1913
Walter Winter, coachman
1939
Maria P Winter, b 1876
Edith, b 1905
Albert E, b 1914, club steward
1942
The Winter family [see photo] in 1942 taken in the back garden of 14 Eden Street. My great grandmother – Mariah Winter on the left , my grandad Ted Winter (born 1914 – died 2005) in the middle and his elder sister Eade Winter (died 1987) on the right. I see you have Walter Winter listed at 14 Eden Street. He was my grandad’s father and wife of Mariah, but passed away approx in 1921. In total Mariah bought up her 6 children mostly on her own …. tough times in ‘The Kite’ back then. They were moved out of 14 Eden Street to Kings Hedges in 1966.
Ted (Albert Edward Winter) – ‘Grandad’ served in the Middle East during the WWII. He was in charge of setting up cinemas for the troops out there. I believe this photo was taken as he came back to marry my nana – Ida (died 2010) and then was sent straight back out to the Middle East again, hence why his mum and sister Eade look so proud too see him briefly. Ted went to King Street School and then Central School in Hyde Park Corner.
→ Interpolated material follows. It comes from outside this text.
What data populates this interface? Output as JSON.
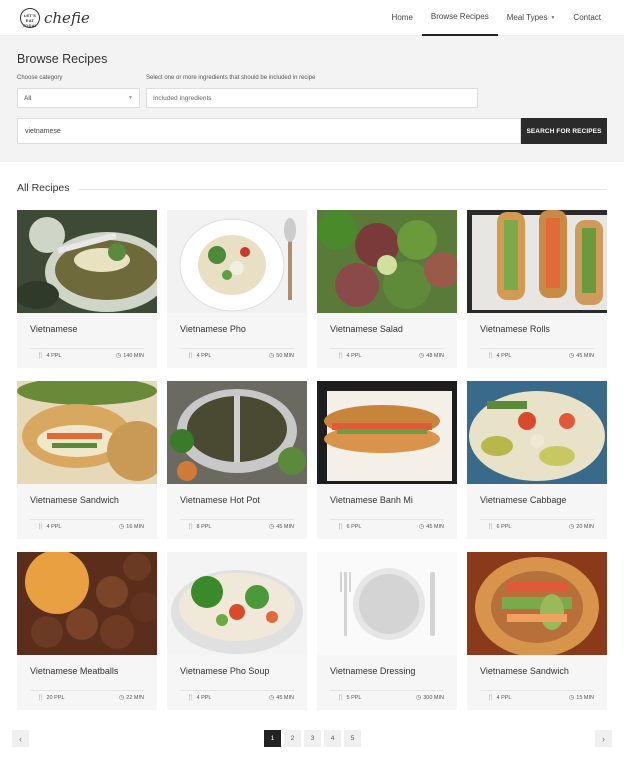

After leaving school he worked at Christ’s College as a waiter from the age of 14/15 and then moved to London for a few years working in St James Place as a waiter. He then returned to Cambridge and worked at the Kinema before the war briefly and the Vic Cinema running the film projectors. Before he retired he worked in a garage spray-painting cars. His mothers side were Dutch – we believe of Jewish background – who came to the UK in the late 19th Century. His elder brother Walter Winter (same name as their father) lived in Broad Street and also worked at The Kinema. He was a well known character up to his death in Cambridge in 2005. In his younger years he was a keen photographer and he took many pictures of the Kite in the early 1930s.
(Email from CDE 2022)
1962 vacant
1970
Mrs M A Nightingale
1975
Deborah Smith lived here as a student nurse in the early 1970s. She wrote in 2024: a delivery lorry had hit the wall! Mrs Clark and Mrs Green were our neighbours. My bedroom was the downstairs front one, with the open window. …. For a few years I lived in Covent Garden, off Mill Rd. We called it Slum Row. I loved it although I wasn’t so keen on the mould or the mice footprints in the fat left in the frying pan. But we were warm and had a fridge (gas!) and ancient cooker and bathroom and immersion heater and launderette nearby, and a garden backing on to Fenners and Hughes Hall where we could hang our washing out to dry. Mill Rd wasn’t achingly trendy then. There were butchers and grocers and greengrocers and hardware shops – and Arjuna of course. (Still there I believe). Andy’s Records, Brown’s Bookshop, Barney’s, Tigerlily, the Library. All gone.